On paper, Astana has one of the strongest teams in this year’s Vuelta. However, Vincenzo Nibali was very isolated the other day. Only Tanel Kangert was with him in the end and right now, it doesn’t seem like Nibali is on the same level as Dani Moreno and Nicolas Roche. It may come later in the race, I’m sure it does, but he still has work to do. His teammate Jakob Fuglsang has deliberately lost one minute after the other in order to drop out of the overall classification. Fuglsang aims at winning a stage after missing out in Dauphiné and in the Tour earlier this year. As pointed out, this is a good day for a breakaway and I wouldn’t be surprised to see Jakob Fuglsang in the break. Fuglsang is eager to win and he needs to take advantage of his post-Tour shape before it’s too late. If you’re looking for a joker for the stage win, I’ll suggest the Danish climber.

The final climb is also suiting riders like Domenico Pozzovivo, Thibaut Pinot, Sergio Henao and Leopold König very well. König has already shown his strength and even though I doubt he wins this stage, he should be able to stay near the favorites. Sergio Henao is 3:28 min after in the overall classification and even though there is still a long way to Madrid, he soon needs to start taking back time. Henao is a great climber and if he has the legs to do it, he should attack early on the final 7 kilometers. Pozzovivo started out this Vuelta aiming for top5 overall but he too has some ground to make up. The pint-sized Italian is not afraid of attacking from a far and this climb is pretty much perfect for him.
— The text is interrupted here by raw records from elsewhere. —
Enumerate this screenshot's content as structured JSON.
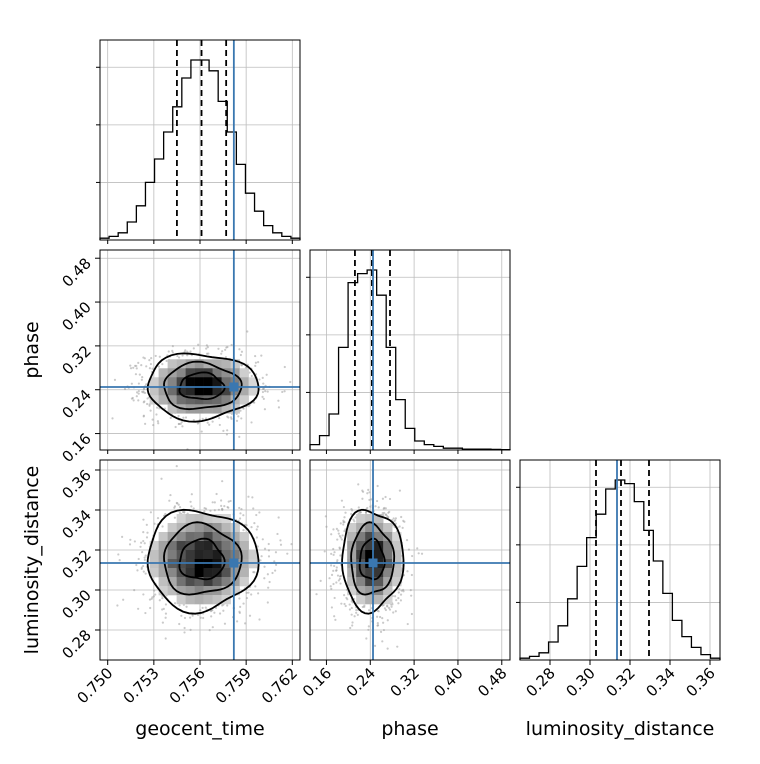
{
  "chart_data": {
    "type": "corner",
    "parameters": [
      "geocent_time",
      "phase",
      "luminosity_distance"
    ],
    "truth_color": "#3a77b0",
    "grid": true,
    "panels": {
      "geocent_time": {
        "range": [
          0.7495,
          0.7625
        ],
        "ticks": [
          0.75,
          0.753,
          0.756,
          0.759,
          0.762
        ],
        "tick_labels": [
          "0.750",
          "0.753",
          "0.756",
          "0.759",
          "0.762"
        ],
        "truth": 0.7582,
        "quantiles": [
          0.7545,
          0.7561,
          0.7577
        ],
        "hist_counts": [
          0.01,
          0.02,
          0.04,
          0.1,
          0.19,
          0.32,
          0.45,
          0.6,
          0.74,
          0.9,
          1.0,
          1.0,
          0.94,
          0.77,
          0.6,
          0.42,
          0.26,
          0.16,
          0.08,
          0.04,
          0.02,
          0.01
        ]
      },
      "phase": {
        "range": [
          0.13,
          0.495
        ],
        "ticks": [
          0.16,
          0.24,
          0.32,
          0.4,
          0.48
        ],
        "tick_labels": [
          "0.16",
          "0.24",
          "0.32",
          "0.40",
          "0.48"
        ],
        "truth": 0.245,
        "quantiles": [
          0.212,
          0.243,
          0.276
        ],
        "hist_counts": [
          0.03,
          0.08,
          0.2,
          0.57,
          0.93,
          0.98,
          1.0,
          0.86,
          0.57,
          0.28,
          0.12,
          0.05,
          0.03,
          0.02,
          0.01,
          0.01,
          0.005,
          0.005,
          0.005,
          0.003,
          0.002
        ]
      },
      "luminosity_distance": {
        "range": [
          0.265,
          0.365
        ],
        "ticks": [
          0.28,
          0.3,
          0.32,
          0.34,
          0.36
        ],
        "tick_labels": [
          "0.28",
          "0.30",
          "0.32",
          "0.34",
          "0.36"
        ],
        "truth": 0.3135,
        "quantiles": [
          0.303,
          0.3155,
          0.3295
        ],
        "hist_counts": [
          0.01,
          0.02,
          0.04,
          0.1,
          0.19,
          0.34,
          0.52,
          0.68,
          0.81,
          0.95,
          1.0,
          0.98,
          0.88,
          0.72,
          0.55,
          0.37,
          0.22,
          0.13,
          0.07,
          0.03,
          0.01
        ]
      }
    },
    "pairs": [
      {
        "x": "geocent_time",
        "y": "phase",
        "center": [
          0.7561,
          0.246
        ],
        "sd": [
          0.0018,
          0.03
        ],
        "rho": -0.05,
        "truth": [
          0.7582,
          0.245
        ]
      },
      {
        "x": "geocent_time",
        "y": "luminosity_distance",
        "center": [
          0.7561,
          0.315
        ],
        "sd": [
          0.0018,
          0.0125
        ],
        "rho": 0.0,
        "truth": [
          0.7582,
          0.3135
        ]
      },
      {
        "x": "phase",
        "y": "luminosity_distance",
        "center": [
          0.243,
          0.315
        ],
        "sd": [
          0.028,
          0.0125
        ],
        "rho": -0.03,
        "truth": [
          0.245,
          0.3135
        ]
      }
    ],
    "contour_levels": [
      0.8,
      1.4,
      2.0
    ],
    "axis_labels": {
      "geocent_time": "geocent_time",
      "phase": "phase",
      "luminosity_distance": "luminosity_distance"
    }
  }
}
If the other GC riders start looking at each other, I’m sure Pozzovivo will try to sneak away.

Eurosport is covering this year’s Vuelta a España intensively. Before and after each stage you will get inside information from the many interviews with the riders. The interviewer is Spanish journalist Laura Meseguer. She knows what’s going on inside the peloton and each day she will get you her own personal winner picks for the stage.

For Stage 10, Laura picks Joaquim 'Purito' Rodriguez to win.